KeepTruckin, a company that started out as an electronic log provider and since has moved into fleet management solutions and load-matching, also has added shipper facility insights to its platform. “We’ll be able to deliver to carriers what the driver experience is at those facilities and leverage the power of the network to deliver those insights,” says CEO Shoiab Makani. “We think it’s going to be really valuable for our carriers to understand the shippers they serve and make better planning decisions.”
One company believes blockchain-driven smart contracts will enable a system of “trust but verify.”
DexFreight is in final beta-testing of a decentralized, blockchain-based logistics platform that uses smart contracts used by shippers, carriers and “other supply chain stakeholders,” such as brokers.
“Everyone talks about taking out the middleman, about the broker disappearing, but we have a different vision,” says dexFreight co-founder Hector Hernandez. “Blockchain is not about tracking or pricing. It’s about collaboration, a new business model. I think there’s going to be an evolution of the role of the 3PL.”
Disruption or evolution?
Next Trucking’s Lidia Yan believes that in the long run, digital brokers will be able to replace traditional brokers. But not everyone does.
“I know some [traditional brokerage/3PL companies] are trying to go the technology way and want to do their own freight-matching software or TMS,” she says. “But technology startups, we’re faster, we’re more efficient, we’re smaller and more nimble, so we can adapt to the market a lot faster, where large traditional brokers have to disrupt themselves.”
KeepTruckin’s Makani doesn’t like the word disruption. “I think that’s the wrong framing. I think business is evolving. Fleets, carriers, are recognizing that they can benefit from technology. There was a lot of resistance at one point, but that has really changed. You’re seeing drivers, even small fleets recognize they need to use modern technology if they want to compete.”
At the same time, however, “We think brokers and 3PLs serve an important function. To us it’s not about replacing the broker or 3PL – it’s about enabling them, allowing them to access capacity in a much more efficient way.”

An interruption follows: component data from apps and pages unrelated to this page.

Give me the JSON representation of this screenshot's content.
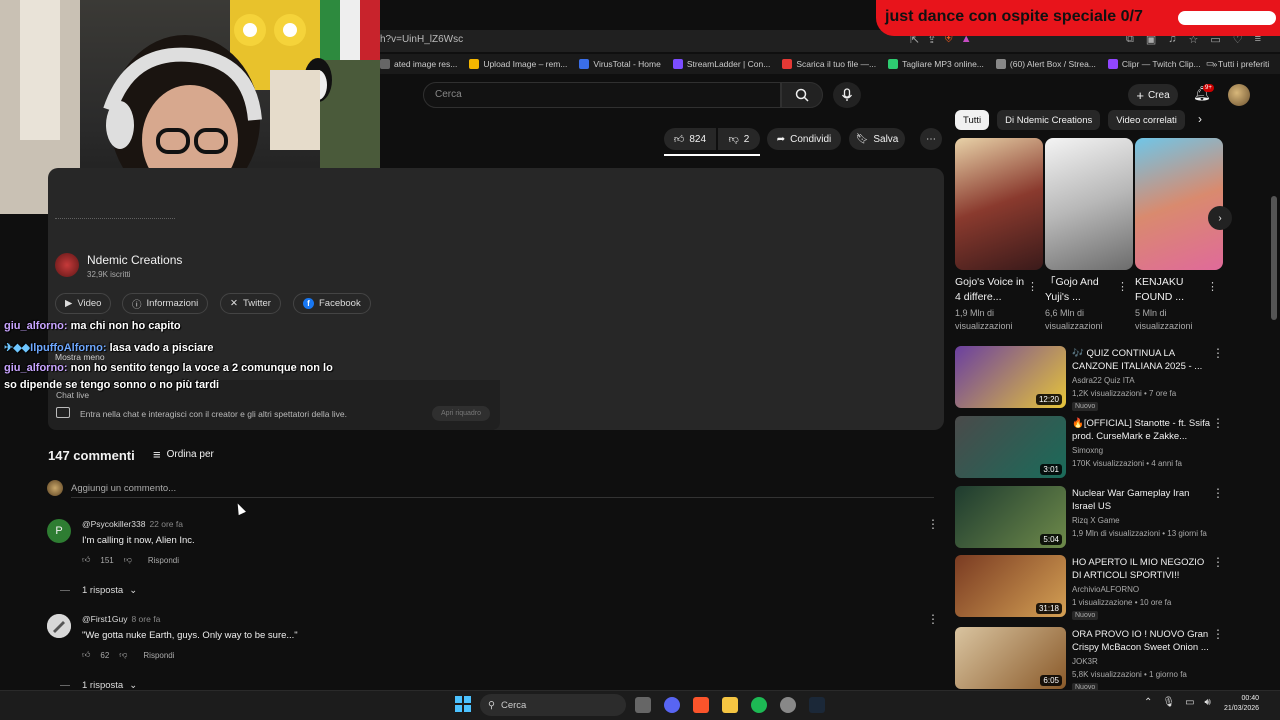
{
  "browser": {
    "url": "h?v=UinH_lZ6Wsc",
    "bookmarks": [
      {
        "label": "ated image res...",
        "color": "#666"
      },
      {
        "label": "Upload Image – rem...",
        "color": "#f5b700"
      },
      {
        "label": "VirusTotal - Home",
        "color": "#3a6ee8"
      },
      {
        "label": "StreamLadder | Con...",
        "color": "#7c4dff"
      },
      {
        "label": "Scarica il tuo file —...",
        "color": "#e53935"
      },
      {
        "label": "Tagliare MP3 online...",
        "color": "#2ecc71"
      },
      {
        "label": "(60) Alert Box / Strea...",
        "color": "#888"
      },
      {
        "label": "Clipr — Twitch Clip...",
        "color": "#9146ff"
      }
    ],
    "bookmarks_all": "Tutti i preferiti"
  },
  "overlay": {
    "banner": "just dance con ospite speciale 0/7"
  },
  "yt": {
    "search_placeholder": "Cerca",
    "create_label": "Crea",
    "notif_count": "9+",
    "likes": "824",
    "dislikes": "2",
    "share_label": "Condividi",
    "save_label": "Salva"
  },
  "channel": {
    "name": "Ndemic Creations",
    "subs": "32,9K iscritti"
  },
  "chips": [
    {
      "label": "Video",
      "icon": "video-icon"
    },
    {
      "label": "Informazioni",
      "icon": "info-icon"
    },
    {
      "label": "Twitter",
      "icon": "x-icon"
    },
    {
      "label": "Facebook",
      "icon": "facebook-icon"
    }
  ],
  "desc": {
    "show_less": "Mostra meno"
  },
  "chat": {
    "messages": [
      {
        "user": "giu_alforno:",
        "text": "ma chi non ho capito"
      },
      {
        "user": "IlpuffoAlforno:",
        "text": "lasa vado a pisciare"
      },
      {
        "user": "giu_alforno:",
        "text": "non ho sentito tengo la voce a 2 comunque non lo"
      },
      {
        "user": "",
        "text": "so dipende se tengo sonno o no più tardi"
      }
    ],
    "live_title": "Chat live",
    "entry_text": "Entra nella chat e interagisci con il creator e gli altri spettatori della live.",
    "open_button": "Apri riquadro"
  },
  "comments": {
    "count": "147 commenti",
    "sort": "Ordina per",
    "add_placeholder": "Aggiungi un commento...",
    "items": [
      {
        "avatar": "P",
        "avatar_color": "#2e7d32",
        "author": "@Psycokiller338",
        "time": "22 ore fa",
        "text": "I'm calling it now, Alien Inc.",
        "likes": "151",
        "reply": "Rispondi",
        "replies": "1 risposta"
      },
      {
        "avatar": "",
        "avatar_color": "#bbb",
        "author": "@First1Guy",
        "time": "8 ore fa",
        "text": "\"We gotta nuke Earth, guys. Only way to be sure...\"",
        "likes": "62",
        "reply": "Rispondi",
        "replies": "1 risposta"
      }
    ]
  },
  "sidebar": {
    "tabs": [
      "Tutti",
      "Di Ndemic Creations",
      "Video correlati"
    ],
    "shorts": [
      {
        "title": "Gojo's Voice in 4 differe...",
        "meta": "1,9 Mln di visualizzazioni"
      },
      {
        "title": "「Gojo And Yuji's ...",
        "meta": "6,6 Mln di visualizzazioni"
      },
      {
        "title": "KENJAKU FOUND ...",
        "meta": "5 Mln di visualizzazioni"
      }
    ],
    "videos": [
      {
        "title": "🎶 QUIZ CONTINUA LA CANZONE ITALIANA 2025 - ...",
        "channel": "Asdra22 Quiz ITA",
        "meta": "1,2K visualizzazioni • 7 ore fa",
        "badge": "Nuovo",
        "duration": "12:20",
        "c1": "#6a3fa0",
        "c2": "#e6c53a"
      },
      {
        "title": "🔥[OFFICIAL] Stanotte - ft. Ssifa prod. CurseMark e Zakke...",
        "channel": "Simoxng",
        "meta": "170K visualizzazioni • 4 anni fa",
        "badge": "",
        "duration": "3:01",
        "c1": "#4a4a4a",
        "c2": "#1a6b5a"
      },
      {
        "title": "Nuclear War Gameplay Iran Israel US",
        "channel": "Rizq X Game",
        "meta": "1,9 Mln di visualizzazioni • 13 giorni fa",
        "badge": "",
        "duration": "5:04",
        "c1": "#1e3b2f",
        "c2": "#6e8a4a"
      },
      {
        "title": "HO APERTO IL MIO NEGOZIO DI ARTICOLI SPORTIVI!!",
        "channel": "ArchivioALFORNO",
        "meta": "1 visualizzazione • 10 ore fa",
        "badge": "Nuovo",
        "duration": "31:18",
        "c1": "#7a3b22",
        "c2": "#d4a054"
      },
      {
        "title": "ORA PROVO IO ! NUOVO Gran Crispy McBacon Sweet Onion ...",
        "channel": "JOK3R",
        "meta": "5,8K visualizzazioni • 1 giorno fa",
        "badge": "Nuovo",
        "duration": "6:05",
        "c1": "#d9c4a0",
        "c2": "#8a5a2a"
      }
    ]
  },
  "taskbar": {
    "search": "Cerca",
    "time": "00:40",
    "date": "21/03/2026"
  }
}
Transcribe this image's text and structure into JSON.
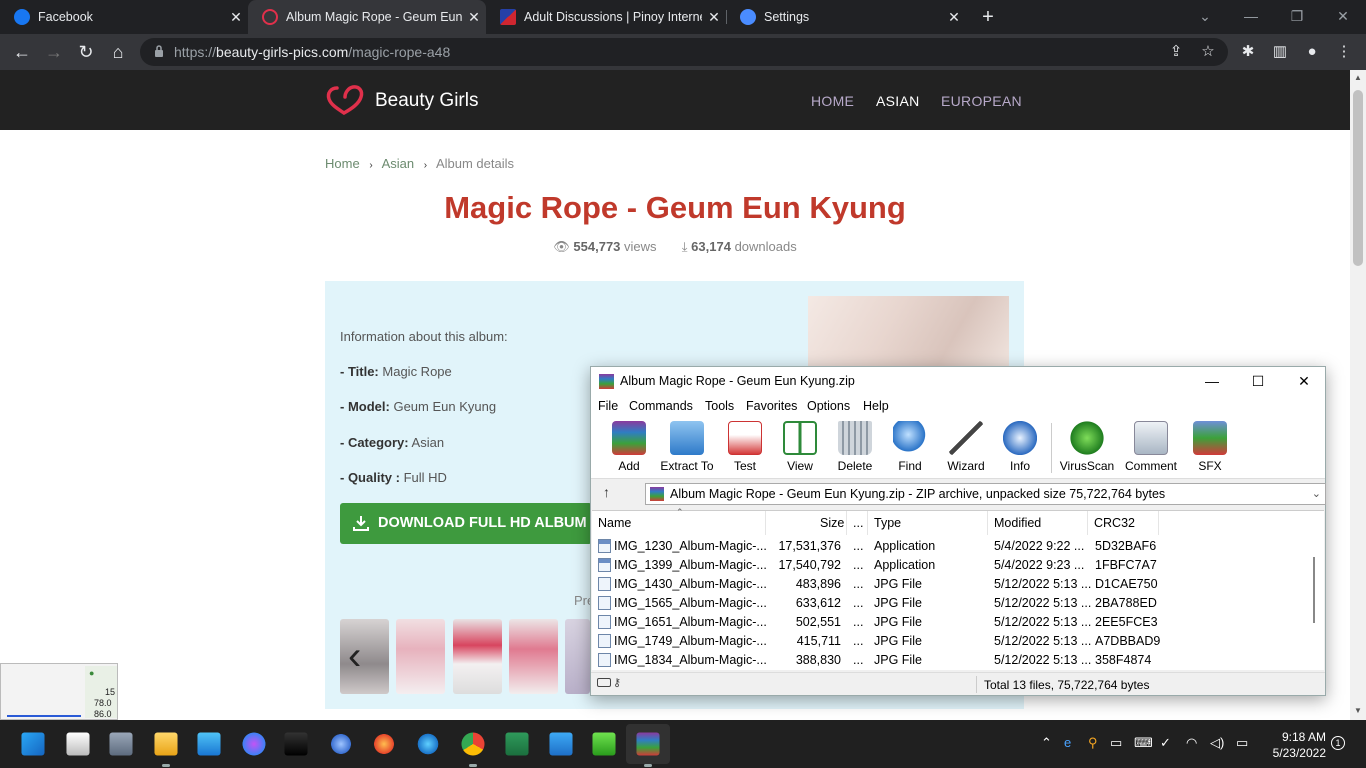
{
  "browser": {
    "tabs": [
      {
        "title": "Facebook",
        "icon": "facebook-icon"
      },
      {
        "title": "Album Magic Rope - Geum Eun K",
        "icon": "beauty-girls-icon"
      },
      {
        "title": "Adult Discussions | Pinoy Interne",
        "icon": "pinoy-icon"
      },
      {
        "title": "Settings",
        "icon": "gear-icon"
      }
    ],
    "new_tab_label": "+",
    "url_prefix": "https://",
    "url_domain": "beauty-girls-pics.com",
    "url_path": "/magic-rope-a48"
  },
  "site": {
    "logo_text": "Beauty Girls",
    "nav": [
      "HOME",
      "ASIAN",
      "EUROPEAN"
    ],
    "breadcrumb": [
      "Home",
      "Asian",
      "Album details"
    ],
    "title": "Magic Rope - Geum Eun Kyung",
    "views_count": "554,773",
    "views_label": "views",
    "downloads_count": "63,174",
    "downloads_label": "downloads",
    "info_heading": "Information about this album:",
    "info": [
      {
        "label": "- Title:",
        "value": "Magic Rope"
      },
      {
        "label": "- Model:",
        "value": "Geum Eun Kyung"
      },
      {
        "label": "- Category:",
        "value": "Asian"
      },
      {
        "label": "- Quality :",
        "value": "Full HD"
      }
    ],
    "download_button": "DOWNLOAD FULL HD ALBUM",
    "preview_partial": "Pre",
    "prev_arrow": "‹",
    "accent": "#c0392b",
    "button_color": "#3e9a3e"
  },
  "winrar": {
    "title": "Album Magic Rope - Geum Eun Kyung.zip",
    "menu": [
      "File",
      "Commands",
      "Tools",
      "Favorites",
      "Options",
      "Help"
    ],
    "tools": [
      "Add",
      "Extract To",
      "Test",
      "View",
      "Delete",
      "Find",
      "Wizard",
      "Info",
      "VirusScan",
      "Comment",
      "SFX"
    ],
    "path": "Album Magic Rope - Geum Eun Kyung.zip - ZIP archive, unpacked size 75,722,764 bytes",
    "columns": [
      "Name",
      "Size",
      "...",
      "Type",
      "Modified",
      "CRC32"
    ],
    "files": [
      {
        "name": "IMG_1230_Album-Magic-...",
        "size": "17,531,376",
        "dots": "...",
        "type": "Application",
        "modified": "5/4/2022 9:22 ...",
        "crc": "5D32BAF6",
        "kind": "app"
      },
      {
        "name": "IMG_1399_Album-Magic-...",
        "size": "17,540,792",
        "dots": "...",
        "type": "Application",
        "modified": "5/4/2022 9:23 ...",
        "crc": "1FBFC7A7",
        "kind": "app"
      },
      {
        "name": "IMG_1430_Album-Magic-...",
        "size": "483,896",
        "dots": "...",
        "type": "JPG File",
        "modified": "5/12/2022 5:13 ...",
        "crc": "D1CAE750",
        "kind": "jpg"
      },
      {
        "name": "IMG_1565_Album-Magic-...",
        "size": "633,612",
        "dots": "...",
        "type": "JPG File",
        "modified": "5/12/2022 5:13 ...",
        "crc": "2BA788ED",
        "kind": "jpg"
      },
      {
        "name": "IMG_1651_Album-Magic-...",
        "size": "502,551",
        "dots": "...",
        "type": "JPG File",
        "modified": "5/12/2022 5:13 ...",
        "crc": "2EE5FCE3",
        "kind": "jpg"
      },
      {
        "name": "IMG_1749_Album-Magic-...",
        "size": "415,711",
        "dots": "...",
        "type": "JPG File",
        "modified": "5/12/2022 5:13 ...",
        "crc": "A7DBBAD9",
        "kind": "jpg"
      },
      {
        "name": "IMG_1834_Album-Magic-...",
        "size": "388,830",
        "dots": "...",
        "type": "JPG File",
        "modified": "5/12/2022 5:13 ...",
        "crc": "358F4874",
        "kind": "jpg"
      }
    ],
    "status": "Total 13 files, 75,722,764 bytes"
  },
  "widget": {
    "values": [
      "15",
      "78.0",
      "86.0"
    ]
  },
  "taskbar": {
    "time": "9:18 AM",
    "date": "5/23/2022",
    "notifications": "1",
    "apps": [
      "start-icon",
      "task-view-icon",
      "camera-icon",
      "file-explorer-icon",
      "store-icon",
      "messenger-icon",
      "terminal-icon",
      "settings-icon",
      "firefox-icon",
      "edge-icon",
      "chrome-icon",
      "excel-icon",
      "notepad-icon",
      "xampp-icon",
      "winrar-icon"
    ]
  }
}
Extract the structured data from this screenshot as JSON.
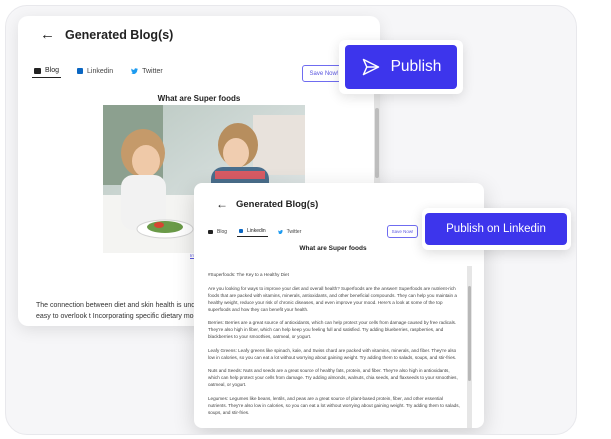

Truckstop.com’s Cole also takes issue with the notion of disruption. “These new entrants, and the funds being poured into technology in the transportation and logistics industry, it’s bringing awareness of what technology can do. Unfortunately, I think sometimes some of the new entrants talk about how they’re going to ‘disrupt’ the industry more than they talk about how they’re going to enable the industry.”
Transplace’s Thomas believes technology that completely replaces the relationships between shipper, carrier, and broker or 3PL with automation is “probably missing the finer points. Ultimately there are still choices. People do business with the people they want to do business with. I believe the companies that will flourish will keep relationships with carriers as part of their arsenal.”